According to the Commission, the continent lags behind trendsetter countries like the United States when it comes to the use of data and analytics. But the mountain of information that administrations are sitting on could be used to provide insights, improve regulation and develop better public services.
From tracking the geo-positioning of ships on heavily used transatlantic routes to determine port capacity, to analysing online job vacancies in 12 European member states, the sky’s the limit for how data can benefit people and society. Yet for many public administrations, there hasn’t been the funding, technology or know-how locally to make it happen.
Now that’s changing. Through the BDTI project, European administrations can run low-cost pilot schemes to explore and experiment with their data. This allows them to confirm the technology is worth investing in before exploring operational solutions.
The project infrastructure was built by a cloud engineering team from Deloitte’s Zaventem office in Belgium. In just two months they created the platform, tools and technologies to support the different elements of data processing, including collection and analysis.
“We are now beginning to see the impact that the platform is having on the European member states.

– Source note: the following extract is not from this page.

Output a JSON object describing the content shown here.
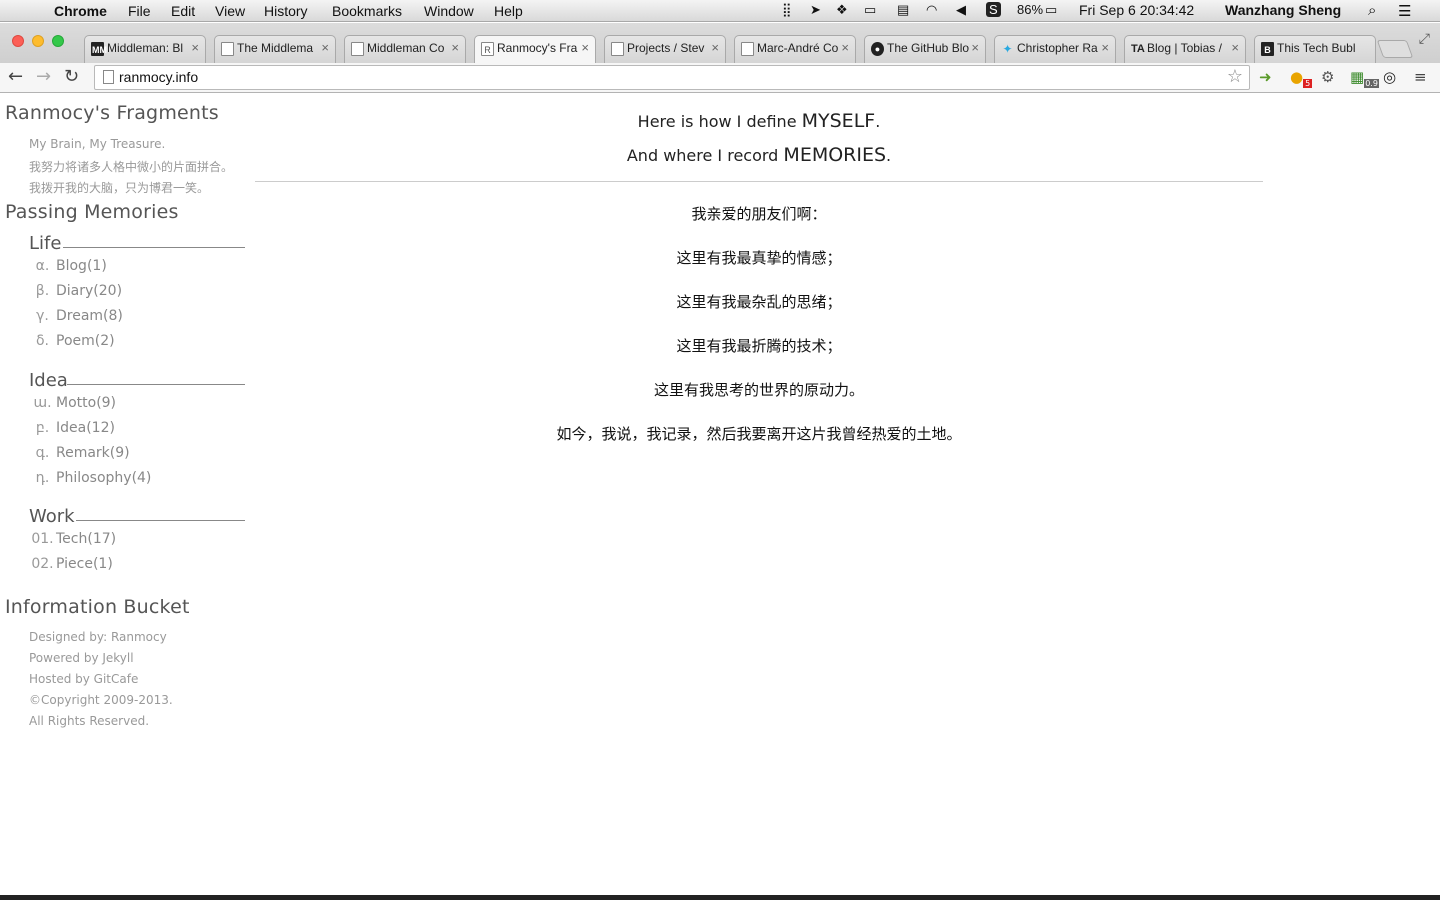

People do not always have the knowledge or the skills to work with these technologies. We can guide them through the platform to show them what it can do so they can see how to use it,” said Brecht Verhoeve, business analyst at Deloitte Belgium.
Set up at the start of 2019, the BDTI initiative is already demonstrating its value. Projects have included supporting the three-day Eurostat Big Data Hackathon, which was held in Brussels in March 2019.
Organised by the European Commission, the competition saw 18 teams from national statistical offices across the EU compete to create a product that combined official statistics and big data to explore pioneering solutions for data collection.
Hackathon participants stored and collected data on the BDTI platform, before using it to build innovative statistical products. Our team also provided 24-hour support to help competitors work with the technology.
Other BDTI pilots we’ve supported include a health analytics platform and an initiative that analyses e-procurement data for fraud detection in Norway, plus a court resolutions and decision search centre in Portugal.
As the team continues to support new services for the BDTI project, it should fuel the adoption of analytics technologies across Europe, benefitting public administrations and, more importantly, the citizens they serve.
What is big data?
Big data generally refers to large datasets that provide knowledge about many aspects of an organisation to help it make better decisions, faster, and with more confidence.